The emergence of antibiotic resistance has prompted the development of rapid antimicrobial susceptibility testing (AST) technologies to guide antibiotic prescription. A novel electrochemiluminescence (ECL) biosensor developed can quantitatively measure the binding between the lectin and lipopolysaccharide (LPS) on Gram-negative bacteria for bacterial determination and to characterize the antimicrobial activities of β-lactam and non-β-lactam antibiotics to normal and antibiotic-resistant bacteria.

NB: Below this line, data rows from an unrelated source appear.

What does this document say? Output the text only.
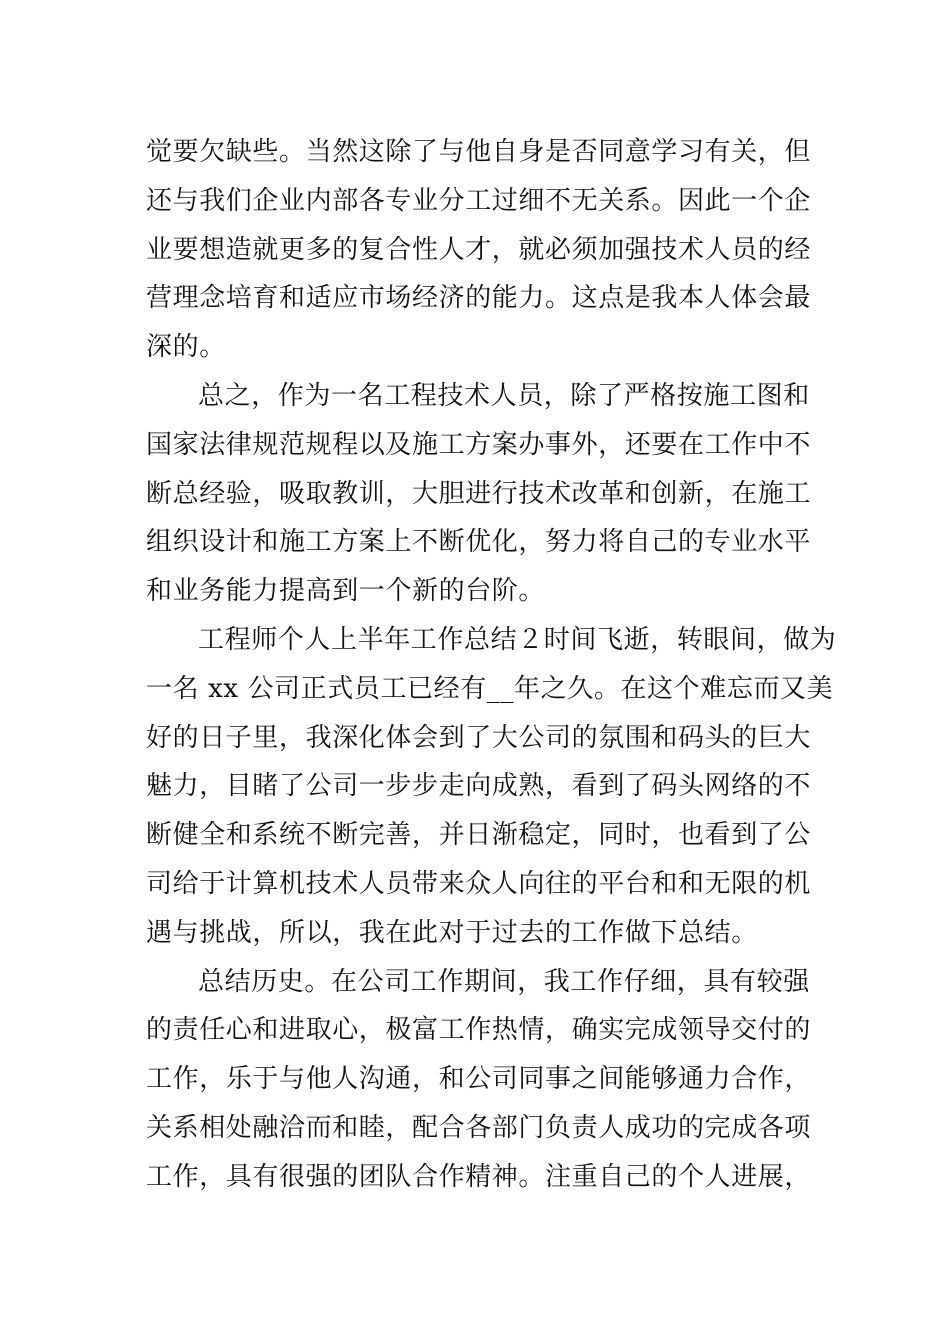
觉要欠缺些。当然这除了与他自身是否同意学习有关，但
还与我们企业内部各专业分工过细不无关系。因此一个企
业要想造就更多的复合性人才，就必须加强技术人员的经
营理念培育和适应市场经济的能力。这点是我本人体会最
深的。
总之，作为一名工程技术人员，除了严格按施工图和
国家法律规范规程以及施工方案办事外，还要在工作中不
断总经验，吸取教训，大胆进行技术改革和创新，在施工
组织设计和施工方案上不断优化，努力将自己的专业水平
和业务能力提高到一个新的台阶。
工程师个人上半年工作总结２时间飞逝，转眼间，做为
一名 xx 公司正式员工已经有__年之久。在这个难忘而又美
好的日子里，我深化体会到了大公司的氛围和码头的巨大
魅力，目睹了公司一步步走向成熟，看到了码头网络的不
断健全和系统不断完善，并日渐稳定，同时，也看到了公
司给于计算机技术人员带来众人向往的平台和和无限的机
遇与挑战，所以，我在此对于过去的工作做下总结。
总结历史。在公司工作期间，我工作仔细，具有较强
的责任心和进取心，极富工作热情，确实完成领导交付的
工作，乐于与他人沟通，和公司同事之间能够通力合作，
关系相处融洽而和睦，配合各部门负责人成功的完成各项
工作，具有很强的团队合作精神。注重自己的个人进展，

The biosensor utilizes ruthenium complex tagged concanavalin A (Ru-Con A) coated on NH2-MIL-53(Al) interface for LPS binding measurements. The decreased ECL signal obtained was directly proportional to increasing Escherichia coli (E. coli) BL21 concentrations. The sensitivity displayed logarithmic dependence in the range of (50-5.0) × 104 cells/mL, with a detection limit of 16 cells/mL. The minimum inhibitory concentration (MIC) values of antibiotics for normal E. coli BL21 were 0.02-0.2, 2-4, 0.002-0.02, and 0.2-1 mg/L for levofloxacin hydrochloride (LVX), tetracycline (TCY), imipenem (IPM), and cefpirome (CPO), respectively. The increased MIC values (8-16 and 4 mg/L for IMP and CPO, respectively) in New Delhi metallo-β-lactamase-1 expressing E. coli BL21 (NDM-1-E. coli BL21) indicated greater resistance to β-lactams in NDM-1-E. coli BL21 compared with normal E. coli BL21. Therefore, the changed ECL signal because of binding between LPS with the lectin has a relation with the type of antibiotic and bacterial strains, making the ECL biosensor promote clinical practicability and facilitate antibiotic stewardship.